Optimization Tricks used by the Lockless Memory Allocator

  • This is very similar to a multithreaded memory allocator I implemented many years ago: http://people.cs.vt.edu/~scschnei/streamflow/

    Full paper: http://people.cs.vt.edu/~scschnei/papers/ismm06.pdf I also have an incomplete extension to that paper with more algorithmic details. I can clean it up and send it to interested parties.

    Source code: http://github.com/scotts/streamflow/

    There's also an excellent paper recently published at PACT 2011 that is extends and improves on what we did previously, but the paper is not available anywhere yet: http://aces.snu.ac.kr/Center_for_Manycore_Programming/SFMall... I have a copy of the paper and can email it to interested people.

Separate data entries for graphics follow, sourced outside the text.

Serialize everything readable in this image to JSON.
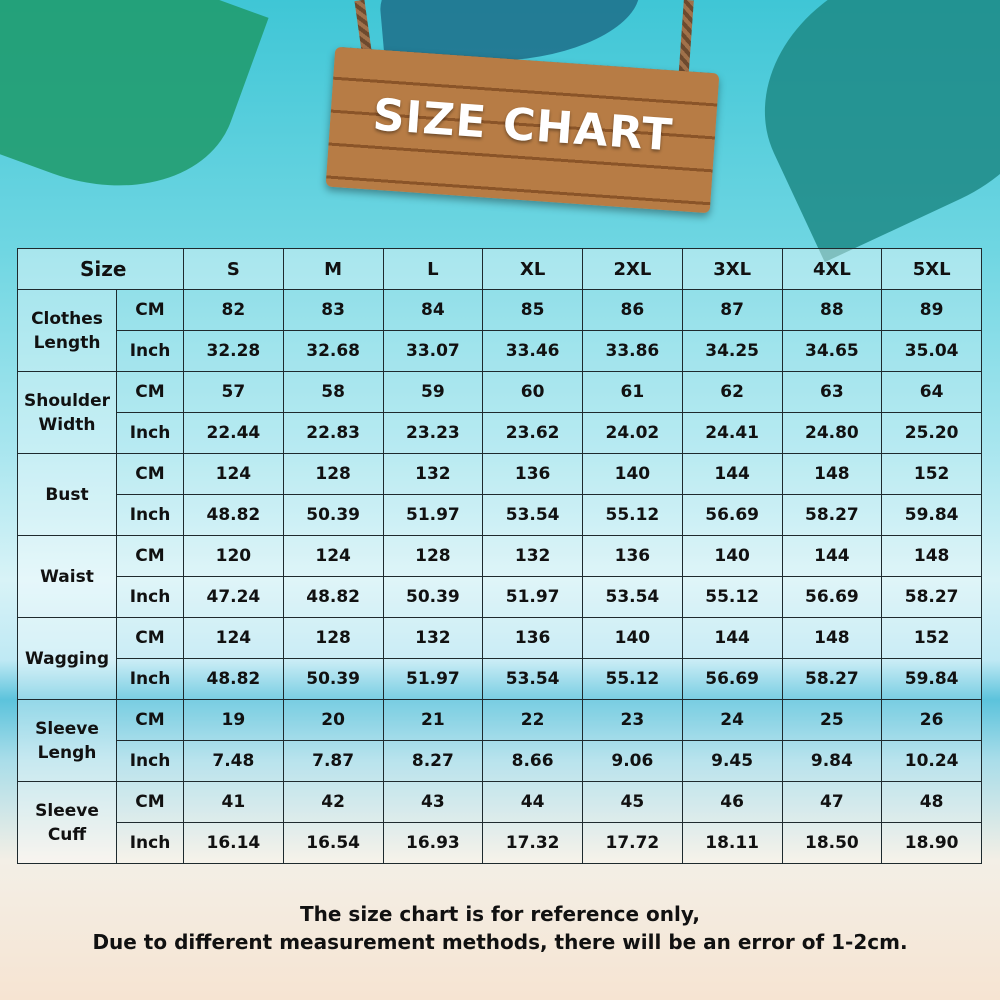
{
  "title": "SIZE CHART",
  "header": {
    "size_label": "Size",
    "sizes": [
      "S",
      "M",
      "L",
      "XL",
      "2XL",
      "3XL",
      "4XL",
      "5XL"
    ]
  },
  "units": {
    "cm": "CM",
    "inch": "Inch"
  },
  "rows": [
    {
      "label": "Clothes Length",
      "cm": [
        "82",
        "83",
        "84",
        "85",
        "86",
        "87",
        "88",
        "89"
      ],
      "inch": [
        "32.28",
        "32.68",
        "33.07",
        "33.46",
        "33.86",
        "34.25",
        "34.65",
        "35.04"
      ]
    },
    {
      "label": "Shoulder Width",
      "cm": [
        "57",
        "58",
        "59",
        "60",
        "61",
        "62",
        "63",
        "64"
      ],
      "inch": [
        "22.44",
        "22.83",
        "23.23",
        "23.62",
        "24.02",
        "24.41",
        "24.80",
        "25.20"
      ]
    },
    {
      "label": "Bust",
      "cm": [
        "124",
        "128",
        "132",
        "136",
        "140",
        "144",
        "148",
        "152"
      ],
      "inch": [
        "48.82",
        "50.39",
        "51.97",
        "53.54",
        "55.12",
        "56.69",
        "58.27",
        "59.84"
      ]
    },
    {
      "label": "Waist",
      "cm": [
        "120",
        "124",
        "128",
        "132",
        "136",
        "140",
        "144",
        "148"
      ],
      "inch": [
        "47.24",
        "48.82",
        "50.39",
        "51.97",
        "53.54",
        "55.12",
        "56.69",
        "58.27"
      ]
    },
    {
      "label": "Wagging",
      "cm": [
        "124",
        "128",
        "132",
        "136",
        "140",
        "144",
        "148",
        "152"
      ],
      "inch": [
        "48.82",
        "50.39",
        "51.97",
        "53.54",
        "55.12",
        "56.69",
        "58.27",
        "59.84"
      ]
    },
    {
      "label": "Sleeve Lengh",
      "cm": [
        "19",
        "20",
        "21",
        "22",
        "23",
        "24",
        "25",
        "26"
      ],
      "inch": [
        "7.48",
        "7.87",
        "8.27",
        "8.66",
        "9.06",
        "9.45",
        "9.84",
        "10.24"
      ]
    },
    {
      "label": "Sleeve Cuff",
      "cm": [
        "41",
        "42",
        "43",
        "44",
        "45",
        "46",
        "47",
        "48"
      ],
      "inch": [
        "16.14",
        "16.54",
        "16.93",
        "17.32",
        "17.72",
        "18.11",
        "18.50",
        "18.90"
      ]
    }
  ],
  "note": {
    "line1": "The size chart is for reference only,",
    "line2": "Due to different measurement methods, there will be an error of 1-2cm."
  }
}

    Edit after looking through his code: I think he has locks on the main execution path for malloc. That violates one of our design principles, which was to avoid synchronization on the main path, and to only use lock-free synchronization for most operations on the main path. (Allocations that hit the page-block allocation in our work hit a lock. The SFMalloc allocator I mention above takes those locks out and sees performance improvement.)

  • Lockfree slab allocator for smaller blocks is frequently all that's needed, especially in STL-heavy C++ code.

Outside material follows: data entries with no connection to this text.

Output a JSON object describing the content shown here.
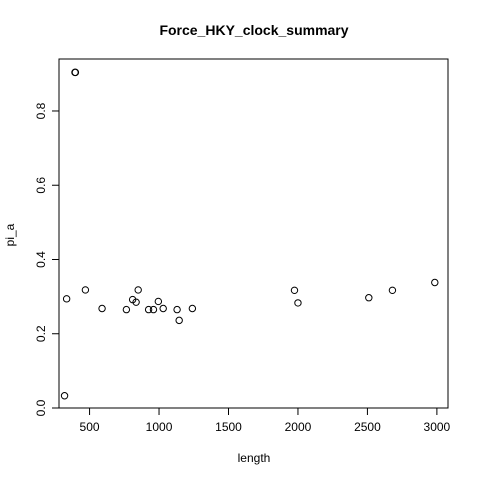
{
  "chart_data": {
    "type": "scatter",
    "title": "Force_HKY_clock_summary",
    "xlabel": "length",
    "ylabel": "pi_a",
    "xlim": [
      280,
      3080
    ],
    "ylim": [
      0.0,
      0.94
    ],
    "x_ticks": [
      500,
      1000,
      1500,
      2000,
      2500,
      3000
    ],
    "y_ticks": [
      0.0,
      0.2,
      0.4,
      0.6,
      0.8
    ],
    "x_tick_labels": [
      "500",
      "1000",
      "1500",
      "2000",
      "2500",
      "3000"
    ],
    "y_tick_labels": [
      "0.0",
      "0.2",
      "0.4",
      "0.6",
      "0.8"
    ],
    "grid": false,
    "legend": "none",
    "points": [
      {
        "x": 320,
        "y": 0.033
      },
      {
        "x": 335,
        "y": 0.294
      },
      {
        "x": 395,
        "y": 0.904
      },
      {
        "x": 398,
        "y": 0.904
      },
      {
        "x": 470,
        "y": 0.318
      },
      {
        "x": 590,
        "y": 0.268
      },
      {
        "x": 765,
        "y": 0.265
      },
      {
        "x": 810,
        "y": 0.292
      },
      {
        "x": 835,
        "y": 0.285
      },
      {
        "x": 850,
        "y": 0.318
      },
      {
        "x": 925,
        "y": 0.265
      },
      {
        "x": 960,
        "y": 0.265
      },
      {
        "x": 995,
        "y": 0.287
      },
      {
        "x": 1030,
        "y": 0.268
      },
      {
        "x": 1130,
        "y": 0.265
      },
      {
        "x": 1145,
        "y": 0.236
      },
      {
        "x": 1240,
        "y": 0.268
      },
      {
        "x": 1975,
        "y": 0.317
      },
      {
        "x": 2000,
        "y": 0.283
      },
      {
        "x": 2510,
        "y": 0.297
      },
      {
        "x": 2680,
        "y": 0.317
      },
      {
        "x": 2985,
        "y": 0.338
      }
    ]
  }
}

    There is typically heck of a lot allocations of 0-32 byte blocks, about half of that of 33-64, a further half of that of 65-128, etc. - meaning that if one optimizes allocation of blocks smaller than 512 bytes, it would yield 80-90% of achievable speed gain due to a better allocator.

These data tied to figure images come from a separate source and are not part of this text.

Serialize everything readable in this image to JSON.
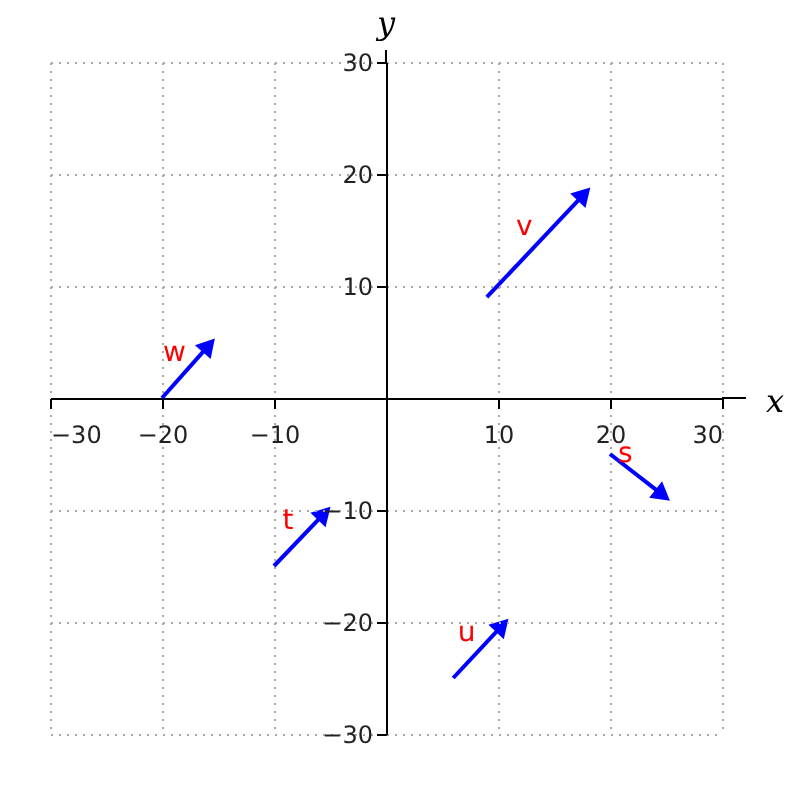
{
  "chart_data": {
    "type": "line",
    "xlabel": "x",
    "ylabel": "y",
    "series": [
      {
        "name": "w",
        "color": "#0000ff",
        "x": [
          -20,
          -16
        ],
        "values": [
          0,
          4.5
        ]
      },
      {
        "name": "v",
        "color": "#0000ff",
        "x": [
          9,
          17.5
        ],
        "values": [
          9,
          18
        ]
      },
      {
        "name": "t",
        "color": "#0000ff",
        "x": [
          -10,
          -5.7
        ],
        "values": [
          -15,
          -10.5
        ]
      },
      {
        "name": "u",
        "color": "#0000ff",
        "x": [
          6,
          10.2
        ],
        "values": [
          -25,
          -20.5
        ]
      },
      {
        "name": "s",
        "color": "#0000ff",
        "x": [
          20,
          24.5
        ],
        "values": [
          -5,
          -8.5
        ]
      }
    ],
    "xlim": [
      -30,
      30
    ],
    "ylim": [
      -30,
      30
    ],
    "xticks": [
      -30,
      -20,
      -10,
      10,
      20,
      30
    ],
    "yticks": [
      -30,
      -20,
      -10,
      10,
      20,
      30
    ],
    "grid": true,
    "line_style": "solid"
  }
}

    In practical terms it translates into simpler implementation - just set up a bunch of slab buckets - one for 0-16 byte blocks, next - for up to 32, next - for up to 63, etc. - and pass larger allocation requests to default malloc. Exact size ranges are easy to determine by running the app with a proxy allocator and looking at the block size histogram. I did this with several projects and in all cases histograms stabilized very quickly. The tricky part is a lock-free management of the slabs, especially the disposal, but it is not a rocket science by any means.

    A real-world example - adding a lock-free slab allocator to a Windows app that did some multi-threaded data crunching yielded 400% speed up compared to native HeapAlloc().